なお、火星においては大気による短波長の散乱よりちりによる長波長の散乱が卓越するため、ピンクの空と青い夕焼けが見られる。
大気にちりや煙霧などの微粒子(エアロゾル)が多いとき、夕焼けや朝焼けはピンク色や黄色に変わることがある。微粒子の大きさが均一のときに特定の色が生じやすい。次第に減衰するためこのような色味は地上では暗く、上空で航空機などから見ると鮮やかになる[1][3]。
火山噴火による鮮やかな夕焼けは、成層圏にまで達したちりや硫酸塩成分が原因である。地平線に近い遠くの空に現れるが、太陽が出ているときにはほとんど見えず、太陽が地平線下の薄暮になってから色が最も濃くなる特徴がある。また、同時に対流圏に大量の微粒子が浮遊することで、地上の夕焼けはベールがかかったように薄暗く色もくすんで見える傾向がある[3]。
1991年のピナトゥボ山(フィリピン)の大噴火の後に観測されており、噴火後約1年半に亘って続いた[3]。1883年のクラカタウ火山の大噴火の後にも観測されている。
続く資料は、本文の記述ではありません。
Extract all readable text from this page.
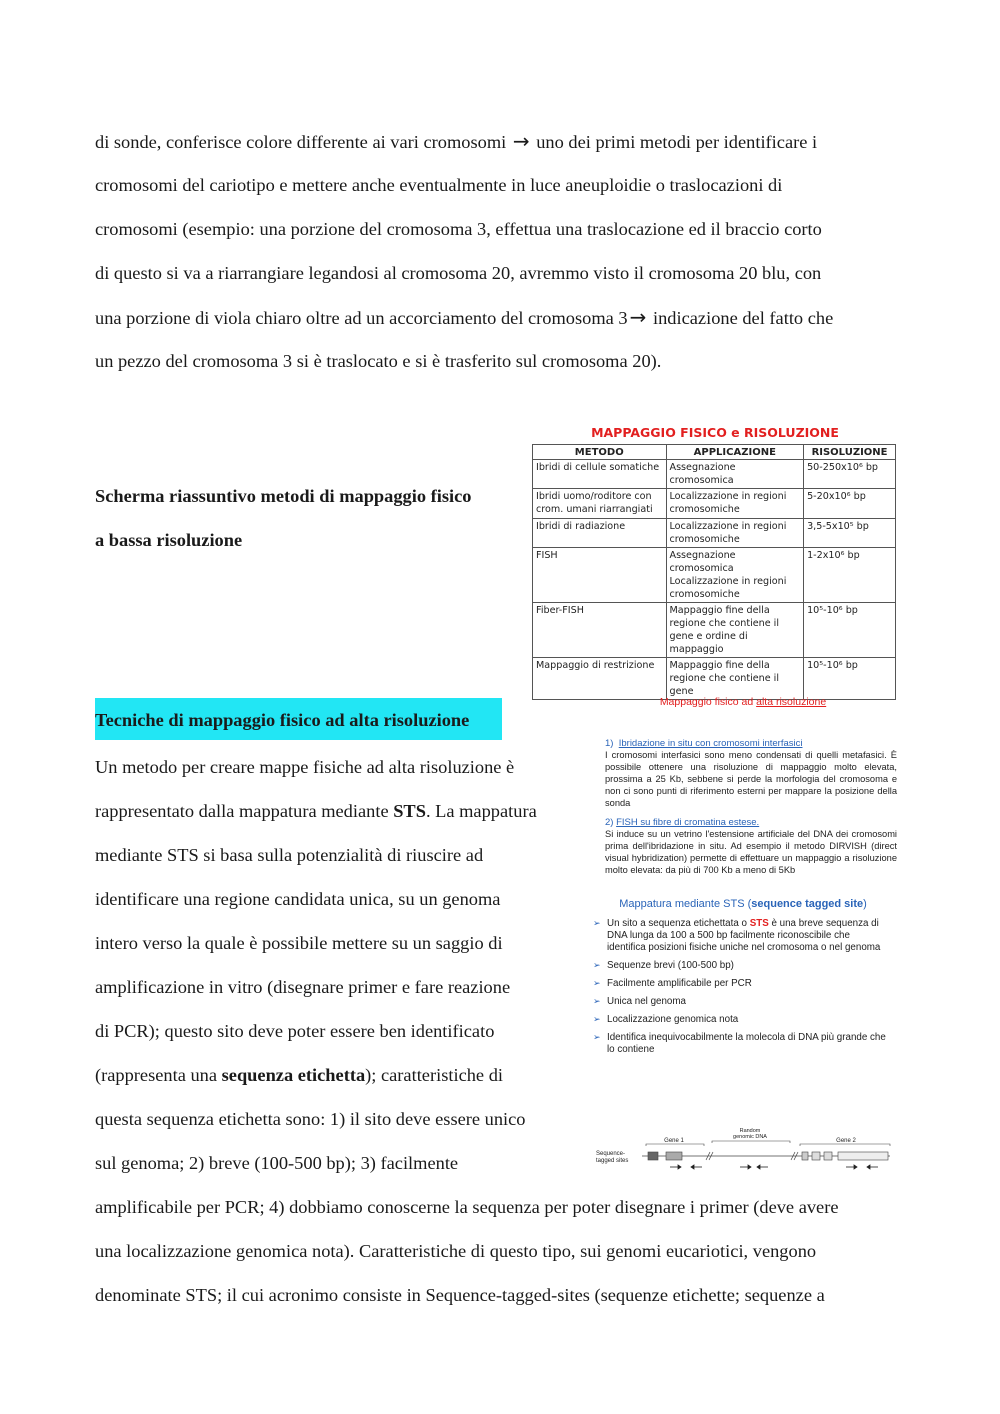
di sonde, conferisce colore differente ai vari cromosomi → uno dei primi metodi per identificare i
cromosomi del cariotipo e mettere anche eventualmente in luce aneuploidie o traslocazioni di
cromosomi (esempio: una porzione del cromosoma 3, effettua una traslocazione ed il braccio corto
di questo si va a riarrangiare legandosi al cromosoma 20, avremmo visto il cromosoma 20 blu, con
una porzione di viola chiaro oltre ad un accorciamento del cromosoma 3 → indicazione del fatto che
un pezzo del cromosoma 3 si è traslocato e si è trasferito sul cromosoma 20).
Scherma riassuntivo metodi di mappaggio fisico
a bassa risoluzione
MAPPAGGIO FISICO e RISOLUZIONE
METODO	APPLICAZIONE	RISOLUZIONE
Ibridi di cellule somatiche	Assegnazione cromosomica	50-250x10⁶ bp
Ibridi uomo/roditore con crom. umani riarrangiati	Localizzazione in regioni cromosomiche	5-20x10⁶ bp
Ibridi di radiazione	Localizzazione in regioni cromosomiche	3,5-5x10⁵ bp
FISH	Assegnazione cromosomica Localizzazione in regioni cromosomiche	1-2x10⁶ bp
Fiber-FISH	Mappaggio fine della regione che contiene il gene e ordine di mappaggio	10⁵-10⁶ bp
Mappaggio di restrizione	Mappaggio fine della regione che contiene il gene	10⁵-10⁶ bp
Tecniche di mappaggio fisico ad alta risoluzione
Un metodo per creare mappe fisiche ad alta risoluzione è
rappresentato dalla mappatura mediante STS. La mappatura
mediante STS si basa sulla potenzialità di riuscire ad
identificare una regione candidata unica, su un genoma
intero verso la quale è possibile mettere su un saggio di
amplificazione in vitro (disegnare primer e fare reazione
di PCR); questo sito deve poter essere ben identificato
(rappresenta una sequenza etichetta); caratteristiche di
questa sequenza etichetta sono: 1) il sito deve essere unico
sul genoma; 2) breve (100-500 bp); 3) facilmente
amplificabile per PCR; 4) dobbiamo conoscerne la sequenza per poter disegnare i primer (deve avere
una localizzazione genomica nota). Caratteristiche di questo tipo, sui genomi eucariotici, vengono
denominate STS; il cui acronimo consiste in Sequence-tagged-sites (sequenze etichette; sequenze a
Mappaggio fisico ad alta risoluzione
1) Ibridazione in situ con cromosomi interfasici
I cromosomi interfasici sono meno condensati di quelli metafasici. È possibile ottenere una risoluzione di mappaggio molto elevata, prossima a 25 Kb, sebbene si perde la morfologia del cromosoma e non ci sono punti di riferimento esterni per mappare la posizione della sonda
2) FISH su fibre di cromatina estese.
Si induce su un vetrino l'estensione artificiale del DNA dei cromosomi prima dell'ibridazione in situ. Ad esempio il metodo DIRVISH (direct visual hybridization) permette di effettuare un mappaggio a risoluzione molto elevata: da più di 700 Kb a meno di 5Kb
Mappatura mediante STS (sequence tagged site)
➢ Un sito a sequenza etichettata o STS è una breve sequenza di DNA lunga da 100 a 500 bp facilmente riconoscibile che identifica posizioni fisiche uniche nel cromosoma o nel genoma
➢ Sequenze brevi (100-500 bp)
➢ Facilmente amplificabile per PCR
➢ Unica nel genoma
➢ Localizzazione genomica nota
➢ Identifica inequivocabilmente la molecola di DNA più grande che lo contiene
Sequence-
tagged sites
Gene 1
Random
genomic DNA
Gene 2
また1998年や2003年には、アメリカ、カナダ、中国での大規模な山火事の煙が影響し、夕焼けの色が薄くなったことが観測されている[3]。
登山者の間では、夕焼けが山肌に反射して山が赤く見える現象を、「アーベントロート」(Abendrot)とドイツ語で呼ぶ習わしがあるが(朝焼けの場合は「モルゲンロート」(Morgenrot))、これは日本近代登山黎明期の大学山岳部以来の伝統である。
日本には「朝焼けは雨、夕焼けは晴れ」[6]や「夕焼けの次の日は晴れ」[7]ということわざがある。夕焼けの発生は西には雲がない状態と考えられ、日本では特に春から秋にかけて移動性高気圧と温帯低気圧が交互にやってくることが経験則となったものである[6]。この傾向は世界の中緯度地方に共通のもので、同じようなことわざもみられ[3]、新約聖書中にイエスのたとえ話で一般人でも知っていることとして出てくる[8]など、かなり古くから知れ渡っている。
また、「夕焼けの翌日は晴れ」から派生したことわざとして「夕焼けに鎌を研げ」がある。これは夕焼けがでると晴れるため、翌日の農作業に備えよという意味である。
夕焼けは空や山々、町並みを赤く染めあげて美しいものであるが、明るい昼間の時間が終わり暗い夜がやって来る合図でもあり、比較的短時間で終わってしまう現象である。そのため夕焼けの情景は文学や楽曲、映像作品において儚さや切なさなどをあらわすものとして用いられる。
また「子供の頃友達と遅くまで夢中になって遊んでいて、帰宅する時に夕焼けを見た」といった共通体験から、子供時代を懐かしむときの表現としても多用される。
例としては三木露風の童謡の『赤とんぼ』や中村雨紅の『夕焼小焼』がある[注釈 1]。
また西岸良平の一連の作品に冠せられたタイトル『夕焼けの詩』(三丁目の夕日)など、まさに郷愁の象徴であるところからの命名であろう。
前近代において日の出とともに起きて働き日没とともに一日の活動を終えていた。夕焼けは一日の労働の終わりを象徴するものでもある。
秋の空は空気が澄み夕焼けが美しく、また日の長かった夏から徐々に日没が早くなっていくため夕焼けをとくに意識しやすい。
清少納言も『枕草子』のなかで「秋は夕暮れ 夕日のさして山の端いとちかうなりたるに、からすのねどころへ行くとて三つ四つ、二つ三つなど飛びいそぐさへあはれなり」と記している。 ちなみに俳句においては、「夕焼け」は「朝焼け」とともに夏の季語であり、秋の夕暮れを詠むときは「秋の夕焼け」などとする。
夕焼け、特に日没時は短時間ながら叙情的な光景であり、日本全国に多数の名所がある。日本の夕陽百選も選定されている。